Гремя ключами, он намеренно долго открывал дверь, давая шестой камере время спрятать карты, убрать самодельные ножи – ими уголовники брились и нередко пускали в ход, когда надо было решить какой-нибудь спор. Но вот дверь распахнулась, десятки глаз посмотрели в сторону с вопросительным ожиданием.

В шестой камере таких, как Ховрин, ожидавших либо конфирмации приговора из Питера, либо решения по ходатайству о помиловании, содержалось несколько человек.

Поэтому дверь камеры, распахнутая в не назначенный тюремным распорядком час, могла значить решение чьей-то судьбы.
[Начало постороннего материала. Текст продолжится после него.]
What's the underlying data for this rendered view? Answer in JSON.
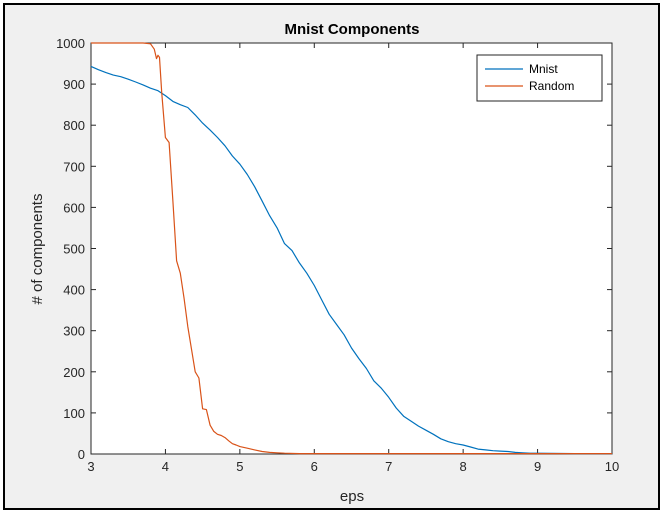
{
  "chart_data": {
    "type": "line",
    "title": "Mnist Components",
    "xlabel": "eps",
    "ylabel": "# of components",
    "xlim": [
      3,
      10
    ],
    "ylim": [
      0,
      1000
    ],
    "xticks": [
      "3",
      "4",
      "5",
      "6",
      "7",
      "8",
      "9",
      "10"
    ],
    "yticks": [
      "0",
      "100",
      "200",
      "300",
      "400",
      "500",
      "600",
      "700",
      "800",
      "900",
      "1000"
    ],
    "grid": false,
    "legend_position": "top-right",
    "series": [
      {
        "name": "Mnist",
        "color": "#0072BD",
        "x": [
          3.0,
          3.1,
          3.2,
          3.3,
          3.4,
          3.5,
          3.6,
          3.7,
          3.8,
          3.9,
          4.0,
          4.1,
          4.2,
          4.3,
          4.4,
          4.5,
          4.6,
          4.7,
          4.8,
          4.9,
          5.0,
          5.1,
          5.2,
          5.3,
          5.4,
          5.5,
          5.6,
          5.7,
          5.8,
          5.9,
          6.0,
          6.1,
          6.2,
          6.3,
          6.4,
          6.5,
          6.6,
          6.7,
          6.8,
          6.9,
          7.0,
          7.1,
          7.2,
          7.3,
          7.4,
          7.5,
          7.6,
          7.7,
          7.8,
          7.9,
          8.0,
          8.1,
          8.2,
          8.3,
          8.4,
          8.5,
          8.6,
          8.7,
          8.8,
          8.9,
          9.0,
          9.5,
          10.0
        ],
        "y": [
          943,
          935,
          928,
          922,
          918,
          912,
          905,
          898,
          890,
          884,
          872,
          858,
          850,
          843,
          825,
          805,
          788,
          770,
          750,
          725,
          705,
          680,
          650,
          615,
          580,
          550,
          512,
          495,
          465,
          440,
          410,
          375,
          340,
          315,
          290,
          258,
          232,
          208,
          178,
          160,
          138,
          112,
          92,
          80,
          68,
          58,
          48,
          37,
          30,
          25,
          22,
          17,
          12,
          10,
          8,
          7,
          6,
          4,
          3,
          2,
          2,
          1,
          1
        ]
      },
      {
        "name": "Random",
        "color": "#D95319",
        "x": [
          3.0,
          3.2,
          3.4,
          3.6,
          3.7,
          3.8,
          3.85,
          3.88,
          3.9,
          3.92,
          3.95,
          4.0,
          4.05,
          4.1,
          4.15,
          4.2,
          4.25,
          4.3,
          4.35,
          4.4,
          4.45,
          4.5,
          4.55,
          4.6,
          4.65,
          4.7,
          4.75,
          4.8,
          4.85,
          4.9,
          4.95,
          5.0,
          5.1,
          5.2,
          5.3,
          5.4,
          5.5,
          5.6,
          5.8,
          6.0,
          7.0,
          8.0,
          9.0,
          10.0
        ],
        "y": [
          1000,
          1000,
          1000,
          1000,
          1000,
          998,
          985,
          962,
          970,
          965,
          880,
          770,
          758,
          615,
          470,
          440,
          380,
          310,
          255,
          200,
          185,
          110,
          108,
          70,
          55,
          48,
          45,
          40,
          32,
          25,
          22,
          18,
          14,
          10,
          6,
          4,
          3,
          2,
          1,
          1,
          1,
          1,
          1,
          1
        ]
      }
    ]
  }
}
Присухин крикнул через плечо надзирателя:

– Ховрин! Соберись!

Здоровенный детина, голубоглазый и толстощекий, с едва заметными веснушками на носу и лбу, нерешительно поднялся с места, лицо его побледнело.

– Куда, папаша?

– Из военного суда требуют...

– Военного?! – переспросило в камере несколько голосов.

– Неужто, Пашка, еще и по-военному пойдешь? Неужто пересудка?

– Тогда – все. Верная подвесочка, братуха... Никакого тебе помилования...

Ховрин достал из-под своей подушки на нарах грязное полотенце и долго вытирал запотевшие руки. Он уже два месяца ждал дня, когда его выведут из этой камеры в последнюю дорожку. И все же надеялся, думал, что будет не так страшно и не так скоро.

Спрятав полотенце под засаленную подушку, он старательно обшарил карманы, отыскивая в них что-то, не нашел, вырвал у сидевшего на нарах бородатого мужика самокрутку и жадно, плотно закрыв глаза, несколько раз затянулся. И когда снова открыл глаза, казалось, что они у него застланы дымом.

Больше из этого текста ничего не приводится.